Было половина седьмого. Я встал и обрадовался, что больше не сплю, потому что по утрам мы с бабкой беседуем до тех пор, пока не выкипит молоко.
Я пошел в кухню и сказал:
– Бабка, знаешь, что мне приснилось? Как будто
я был в Африке. Мне приснилась кенгуру, ну, знаешь, та, которая носит в сумке спереди своих детенышей. Только вот вместо детеныша у нее в сумке был я. Так я и путешествовал по всей Африке и ел одни бананы. А когда мы совсем спустились вниз, туда, где кончается Африка, мы увидели море. Оно было все-все красное, потому что это было Красное море. Потом я заметил наших ребят и Мишу – они играли в футбол, а я боялся, что упаду в море, так как Африка к самому концу стала узкой-узкой. Уже, чем наш двор. Я хотел было выскочить из сумки кенгуру, но потом вспомнил, что это все мне только снится. Так я и остался сидеть.
Бабка покачала головой и сказала:
– Это очень необыкновенный сон. Но хороший. Далекие края – это к счастью. Повстречается тебе необыкновенное счастье.
Потом убежало молоко, и я пошел умываться.
В школу мы шли вместе с Янсу, и по дороге я ему рассказал, что мне снилось и что мне предсказала бабка.
Яно сказал, что Африка совсем уж не такая узкая, потому что Южная Америка еще уже. Как раз вчера вечером он смотрел карту, когда учил про Африку.

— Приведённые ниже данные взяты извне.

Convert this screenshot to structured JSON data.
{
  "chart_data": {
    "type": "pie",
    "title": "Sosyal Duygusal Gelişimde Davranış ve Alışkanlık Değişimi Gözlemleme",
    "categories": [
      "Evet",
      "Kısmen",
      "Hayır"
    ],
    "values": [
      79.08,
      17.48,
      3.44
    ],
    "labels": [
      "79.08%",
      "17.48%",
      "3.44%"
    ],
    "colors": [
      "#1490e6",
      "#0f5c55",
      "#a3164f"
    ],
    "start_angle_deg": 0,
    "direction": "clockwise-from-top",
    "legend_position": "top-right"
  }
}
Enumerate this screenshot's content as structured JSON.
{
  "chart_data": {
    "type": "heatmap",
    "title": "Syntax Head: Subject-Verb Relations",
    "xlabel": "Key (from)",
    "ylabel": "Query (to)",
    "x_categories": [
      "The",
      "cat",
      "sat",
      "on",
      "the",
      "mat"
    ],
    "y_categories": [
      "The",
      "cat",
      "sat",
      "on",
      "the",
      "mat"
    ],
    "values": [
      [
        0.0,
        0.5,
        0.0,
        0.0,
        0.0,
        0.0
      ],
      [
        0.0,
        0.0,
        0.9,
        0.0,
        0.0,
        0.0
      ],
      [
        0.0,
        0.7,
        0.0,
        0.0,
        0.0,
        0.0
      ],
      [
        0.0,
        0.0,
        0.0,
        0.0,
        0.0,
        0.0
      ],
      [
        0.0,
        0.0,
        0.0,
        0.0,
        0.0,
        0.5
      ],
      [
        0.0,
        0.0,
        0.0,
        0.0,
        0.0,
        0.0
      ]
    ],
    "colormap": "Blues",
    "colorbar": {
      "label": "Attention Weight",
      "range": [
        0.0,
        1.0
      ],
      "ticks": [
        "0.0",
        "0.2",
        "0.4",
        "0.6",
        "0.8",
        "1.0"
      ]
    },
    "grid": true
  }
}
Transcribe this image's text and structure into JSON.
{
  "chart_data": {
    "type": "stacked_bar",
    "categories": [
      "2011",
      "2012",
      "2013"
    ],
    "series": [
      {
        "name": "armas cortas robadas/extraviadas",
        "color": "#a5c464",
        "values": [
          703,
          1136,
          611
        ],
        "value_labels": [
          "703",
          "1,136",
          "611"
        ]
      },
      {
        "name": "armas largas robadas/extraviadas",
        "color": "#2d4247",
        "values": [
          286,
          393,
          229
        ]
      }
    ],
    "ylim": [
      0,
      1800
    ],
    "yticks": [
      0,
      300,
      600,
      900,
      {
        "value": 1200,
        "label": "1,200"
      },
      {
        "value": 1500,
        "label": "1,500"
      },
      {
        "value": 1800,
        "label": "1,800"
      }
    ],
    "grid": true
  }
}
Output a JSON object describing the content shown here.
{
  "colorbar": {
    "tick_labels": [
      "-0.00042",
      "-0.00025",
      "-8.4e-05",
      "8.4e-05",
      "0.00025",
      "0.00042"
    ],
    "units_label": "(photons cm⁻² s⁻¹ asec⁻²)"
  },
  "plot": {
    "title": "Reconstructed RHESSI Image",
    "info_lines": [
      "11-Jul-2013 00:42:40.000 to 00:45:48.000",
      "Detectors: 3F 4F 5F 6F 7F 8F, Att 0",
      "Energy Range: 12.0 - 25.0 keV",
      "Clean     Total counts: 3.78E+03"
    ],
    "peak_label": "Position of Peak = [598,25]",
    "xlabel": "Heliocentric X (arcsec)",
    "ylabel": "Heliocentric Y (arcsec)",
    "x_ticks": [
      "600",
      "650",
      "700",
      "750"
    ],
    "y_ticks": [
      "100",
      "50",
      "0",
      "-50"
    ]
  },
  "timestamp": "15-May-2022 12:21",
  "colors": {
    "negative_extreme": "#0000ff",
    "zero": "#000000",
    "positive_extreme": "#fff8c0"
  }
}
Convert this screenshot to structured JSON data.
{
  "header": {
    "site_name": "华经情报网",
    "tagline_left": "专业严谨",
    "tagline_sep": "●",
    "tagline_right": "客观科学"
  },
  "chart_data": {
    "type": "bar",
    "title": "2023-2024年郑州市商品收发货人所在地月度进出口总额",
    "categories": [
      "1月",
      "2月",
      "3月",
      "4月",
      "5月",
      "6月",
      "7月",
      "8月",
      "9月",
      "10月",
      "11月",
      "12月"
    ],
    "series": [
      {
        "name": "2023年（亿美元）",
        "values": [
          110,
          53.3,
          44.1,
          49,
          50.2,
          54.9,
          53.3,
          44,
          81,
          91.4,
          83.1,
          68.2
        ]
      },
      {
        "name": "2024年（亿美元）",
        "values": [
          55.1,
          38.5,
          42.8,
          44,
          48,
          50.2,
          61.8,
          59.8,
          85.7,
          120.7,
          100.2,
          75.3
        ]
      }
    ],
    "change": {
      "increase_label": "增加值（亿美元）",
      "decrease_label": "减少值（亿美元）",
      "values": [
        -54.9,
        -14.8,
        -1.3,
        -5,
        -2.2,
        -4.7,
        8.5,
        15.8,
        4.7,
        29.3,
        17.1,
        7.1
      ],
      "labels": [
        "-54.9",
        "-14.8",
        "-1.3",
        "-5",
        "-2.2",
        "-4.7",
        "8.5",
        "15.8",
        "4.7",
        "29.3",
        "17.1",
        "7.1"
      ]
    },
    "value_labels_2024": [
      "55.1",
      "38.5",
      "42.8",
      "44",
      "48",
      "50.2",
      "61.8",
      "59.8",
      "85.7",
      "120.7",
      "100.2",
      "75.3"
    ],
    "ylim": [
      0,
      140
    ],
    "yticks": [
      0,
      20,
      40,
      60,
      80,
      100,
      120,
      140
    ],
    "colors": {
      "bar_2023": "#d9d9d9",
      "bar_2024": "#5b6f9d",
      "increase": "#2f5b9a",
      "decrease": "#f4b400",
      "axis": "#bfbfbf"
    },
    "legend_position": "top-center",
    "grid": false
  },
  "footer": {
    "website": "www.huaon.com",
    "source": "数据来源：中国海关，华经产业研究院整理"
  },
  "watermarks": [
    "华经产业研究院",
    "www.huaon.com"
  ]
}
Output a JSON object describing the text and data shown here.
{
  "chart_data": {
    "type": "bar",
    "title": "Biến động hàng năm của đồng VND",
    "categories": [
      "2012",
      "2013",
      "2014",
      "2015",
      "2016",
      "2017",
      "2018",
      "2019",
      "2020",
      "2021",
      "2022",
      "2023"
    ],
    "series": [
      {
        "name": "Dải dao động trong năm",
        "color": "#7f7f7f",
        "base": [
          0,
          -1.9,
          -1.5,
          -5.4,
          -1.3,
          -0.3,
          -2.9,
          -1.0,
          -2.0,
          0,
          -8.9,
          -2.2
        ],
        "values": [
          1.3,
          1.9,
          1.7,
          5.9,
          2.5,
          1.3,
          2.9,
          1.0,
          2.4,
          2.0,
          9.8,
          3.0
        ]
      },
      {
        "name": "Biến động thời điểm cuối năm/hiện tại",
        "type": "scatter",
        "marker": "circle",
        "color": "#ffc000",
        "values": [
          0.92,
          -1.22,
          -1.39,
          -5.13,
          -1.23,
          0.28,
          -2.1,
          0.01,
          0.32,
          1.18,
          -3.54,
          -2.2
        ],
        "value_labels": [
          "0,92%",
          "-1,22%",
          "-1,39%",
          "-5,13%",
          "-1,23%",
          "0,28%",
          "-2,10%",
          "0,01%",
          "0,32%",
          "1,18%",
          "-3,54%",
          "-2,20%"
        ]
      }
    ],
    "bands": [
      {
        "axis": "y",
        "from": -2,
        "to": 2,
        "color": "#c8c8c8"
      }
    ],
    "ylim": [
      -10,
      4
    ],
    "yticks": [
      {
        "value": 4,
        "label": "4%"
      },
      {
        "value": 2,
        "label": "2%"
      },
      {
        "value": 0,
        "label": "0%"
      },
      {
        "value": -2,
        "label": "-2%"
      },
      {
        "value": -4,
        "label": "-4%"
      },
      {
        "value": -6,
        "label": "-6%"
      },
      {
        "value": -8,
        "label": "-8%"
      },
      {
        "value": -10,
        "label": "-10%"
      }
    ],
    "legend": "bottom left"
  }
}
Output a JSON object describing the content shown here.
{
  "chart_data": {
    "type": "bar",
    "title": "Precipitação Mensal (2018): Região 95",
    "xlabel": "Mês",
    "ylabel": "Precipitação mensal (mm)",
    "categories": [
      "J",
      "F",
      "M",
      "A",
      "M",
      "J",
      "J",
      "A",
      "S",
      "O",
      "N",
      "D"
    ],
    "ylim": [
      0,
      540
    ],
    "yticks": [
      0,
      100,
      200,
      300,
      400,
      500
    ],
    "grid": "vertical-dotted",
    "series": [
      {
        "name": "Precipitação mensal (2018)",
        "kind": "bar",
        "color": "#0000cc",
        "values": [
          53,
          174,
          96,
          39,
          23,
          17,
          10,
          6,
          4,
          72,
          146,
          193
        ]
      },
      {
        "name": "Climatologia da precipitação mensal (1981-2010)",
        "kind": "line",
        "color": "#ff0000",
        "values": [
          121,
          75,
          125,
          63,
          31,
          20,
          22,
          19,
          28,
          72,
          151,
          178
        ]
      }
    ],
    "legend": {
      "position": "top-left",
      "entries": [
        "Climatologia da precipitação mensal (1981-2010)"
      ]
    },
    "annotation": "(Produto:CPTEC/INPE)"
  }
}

Я удивился, что он еще делал уроки, потому что мне после футбола было не до ученья.
На уроке географии Яно поднимал руку, а я нет, так как я не выскочка. Но учитель, все равно вызвал меня, хотя я и не поднимал руку. И пришлось мне рассказывать об Африке все, что я выучил во сне.
– Ай-ай-ай! – похвалил меня учитель. – Надеюсь, что вы, ребята, хорошо слушали? Уважаемый ученый Фасолинка открыл, что Африка узкая, как лапша. Австралийских кенгуру он переселил на мыс Доброй Надежды, а Красное море из Аравии – колдуй-балдуй – и перенес на юг Африки. Это величайшее открытие! И чего оно заслуживает? Единицы!
Все смеялись, и еще долго не было звонка, но потом он все же прозвенел.
Миша хотел мне что-то сказать, но я отрезала
– До самой смерти с тобой не разговариваю! Потому что ты плохой товарищ.
Но Миша сказал:
– Не пойму, отчего же я плохой? Я смеялся не больше других.
И я понял, что Миша не фальшивый, и мы пошли домой вместе.
Но я понял: сны совсем ничего не означают, и верить им нельзя. Потому что единица это никакое не счастье, а несчастье. Может быть, когда-нибудь сны и были верные, но теперь нет.
А дождя тоже так и не было, хотя бабушке и снился покойный дедушка.